少年は考え込むようにしかめっ面をしばらくすると、何か閃いたように表情を明るくさせた。
「なんとかしてあげられなくはないよ。いや、特別になんとかしてあげる。その代わりに――」
少年は目線を下に落とす。その先にはずっと握っていた、食べかけのバニラアイスがあった。
「それ、頂戴」
「……これ? 食べかけだぞ」
「でもそれは元々、君が彼女にあげようとしてたものだろう? 価値はある。……いいや、ボクが欲しいのかもしれない」
ってことで頂戴。にっこり笑う少年に、食べかけのバニラアイスを渡す。アイスを受け取ると、少年は満足そうに笑った。
「人生がちゃんと終わるまでもう二度と会わない事を願うよ。――君にも、彼女にもね」
*****
その後、小太郎が気がついた時には辺りが夕暮れの空が広がっていた。目の前の光景は暗転する前と同じで、隣にはなぜか凛花が小太郎の肩に凭れて眠っていた。

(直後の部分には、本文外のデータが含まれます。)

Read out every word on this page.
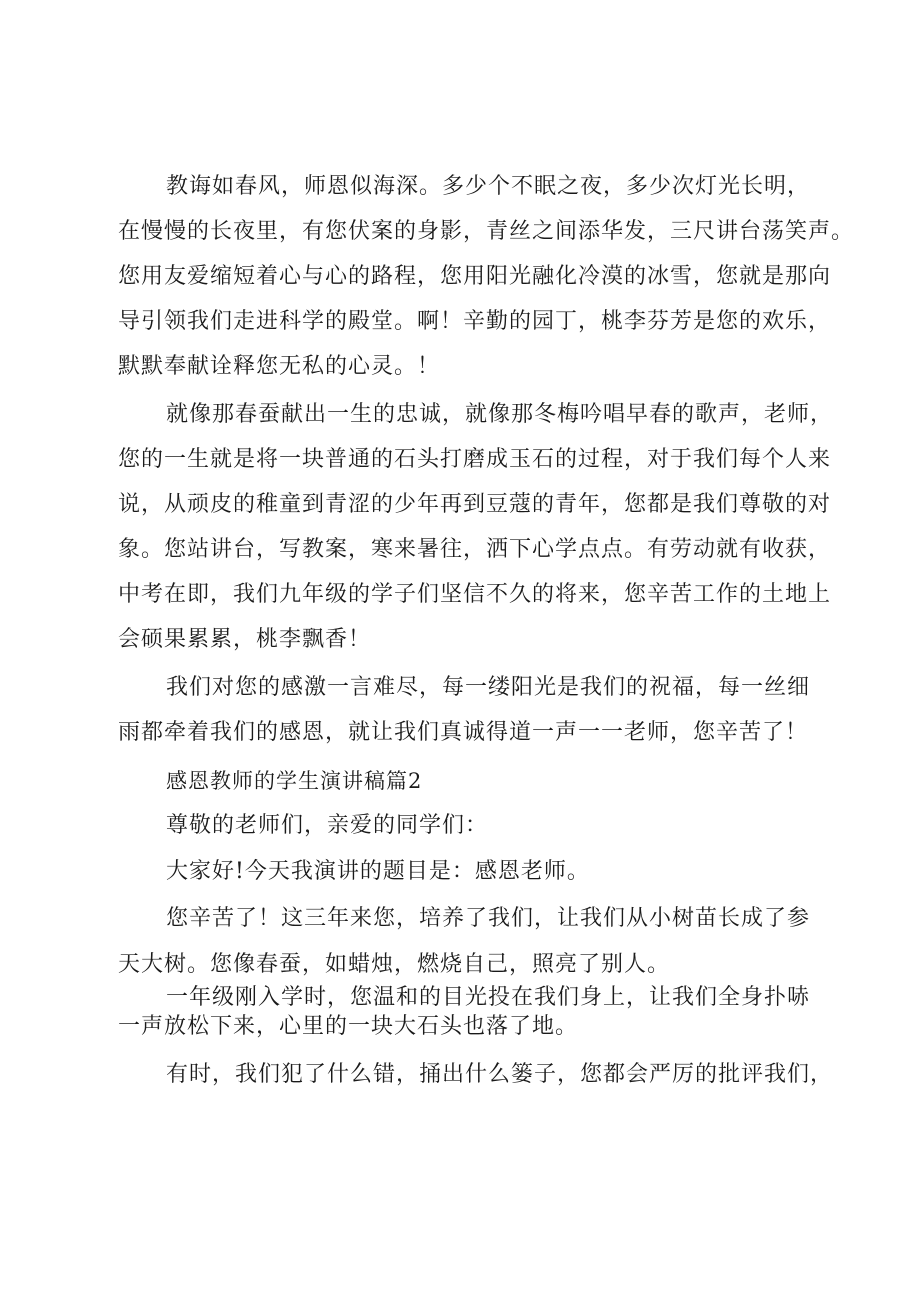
教诲如春风，师恩似海深。多少个不眠之夜，多少次灯光长明，
在慢慢的长夜里，有您伏案的身影，青丝之间添华发，三尺讲台荡笑声。
您用友爱缩短着心与心的路程，您用阳光融化冷漠的冰雪，您就是那向
导引领我们走进科学的殿堂。啊！辛勤的园丁，桃李芬芳是您的欢乐，
默默奉献诠释您无私的心灵。！
就像那春蚕献出一生的忠诚，就像那冬梅吟唱早春的歌声，老师，
您的一生就是将一块普通的石头打磨成玉石的过程，对于我们每个人来
说，从顽皮的稚童到青涩的少年再到豆蔻的青年，您都是我们尊敬的对
象。您站讲台，写教案，寒来暑往，洒下心学点点。有劳动就有收获，
中考在即，我们九年级的学子们坚信不久的将来，您辛苦工作的土地上
会硕果累累，桃李飘香！
我们对您的感激一言难尽，每一缕阳光是我们的祝福，每一丝细
雨都牵着我们的感恩，就让我们真诚得道一声一一老师，您辛苦了！
感恩教师的学生演讲稿篇2
尊敬的老师们，亲爱的同学们：
大家好!今天我演讲的题目是：感恩老师。
您辛苦了！这三年来您，培养了我们，让我们从小树苗长成了参
天大树。您像春蚕，如蜡烛，燃烧自己，照亮了别人。
一年级刚入学时，您温和的目光投在我们身上，让我们全身扑哧
一声放松下来，心里的一块大石头也落了地。
有时，我们犯了什么错，捅出什么篓子，您都会严厉的批评我们，
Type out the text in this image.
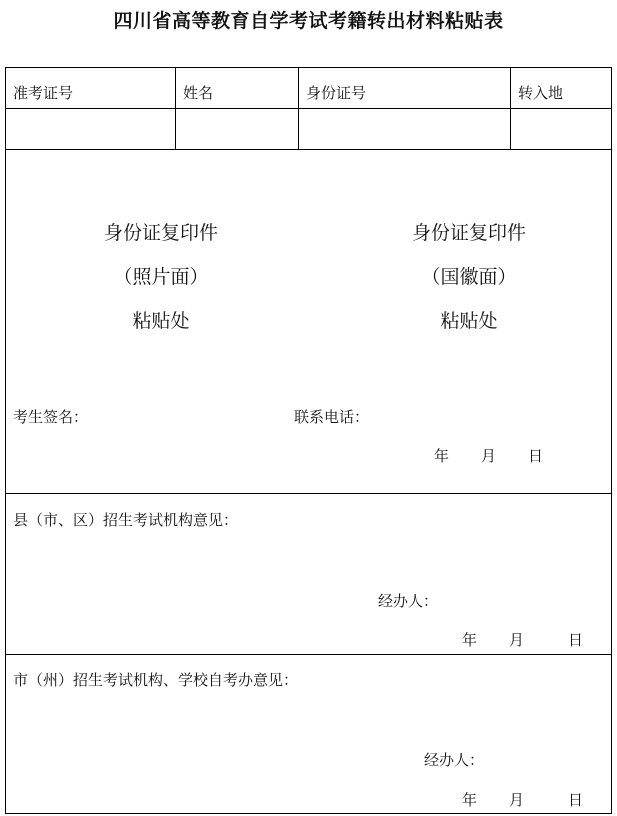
四川省高等教育自学考试考籍转出材料粘贴表
准考证号	姓名	身份证号	转入地
身份证复印件
（照片面）
粘贴处
身份证复印件
（国徽面）
粘贴处
考生签名：	联系电话：
年 月 日
县（市、区）招生考试机构意见：
经办人：
年 月	日
市（州）招生考试机构、学校自考办意见：
经办人：
年 月	日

下を見ると、地面には凛花が落としたバニラアイスが完全に溶けていた。
暫くして彼女は目が覚めると開口一番に少年のことを口にした。どうやら謎の空間にいたときのことまで記憶として追加されていたようだった。小太郎が順を追って説明をすると、どこか安堵したように笑っていた。
――そして、現在に至る。
記憶が戻って以降、凛花は予知夢を見なくなったという。彼らの間にあった距離は以前より近付いたものの、相変わらず幼馴染のままだった。

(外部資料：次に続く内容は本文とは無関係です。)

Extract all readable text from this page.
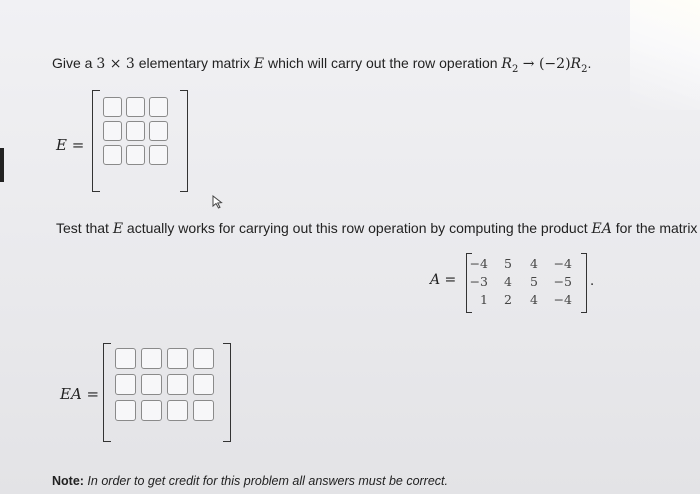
Give a 3 × 3 elementary matrix E which will carry out the row operation $R_2 \to (-2)R_2$.
E =
Test that E actually works for carrying out this row operation by computing the product EA for the matrix
A =
−4	5	4	−4
−3	4	5	−5
1	2	4	−4
.
EA =
Note: In order to get credit for this problem all answers must be correct.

「……記憶を無くす前の私は、ちゃんと想いを伝えられたんだね」
文化祭の展示を見てまわりながら、凛花はふと口にした。
「小太郎君もちゃんと言えてよかったね」
「……もう言うなよ」
ニコニコとした笑みを浮かべる凛花の隣で、耳を真っ赤にしてそっぽを向く小太郎。
今にして思えば、隣にいる彼女は小太郎が好きだと言った凛花ではない。あの告白は第三者の少年と共に見られていた公開告白だったのだと、後で気づいたのだ。
「そんなに赤くなられても……っていうか、私も恥ずかしいんだけど……」
「なんでだよ……あんなのノーカンだよ、ノーカン。いつか言うからちょっと待ってろ」
「そっか……え? ええ!?」
「ああ、口が滑った。なんでもないから忘れて今すぐ忘れろ」
「ちょ、っちょっと待って! 今のもう一回!」
数ヵ月後、彼らはこの大学に進学して上京してくることになる。そんな未来が待っていることなど、彼らはまだ知らない。知らなくていい。
――今はまだお馴染みのバニラアイスでも食べながら、今までの距離を少しずつ詰めていこう。
――二度と後悔しないように。
彩られた大学の校舎を巡りながら、小太郎は彼女の手を取って歩き出した。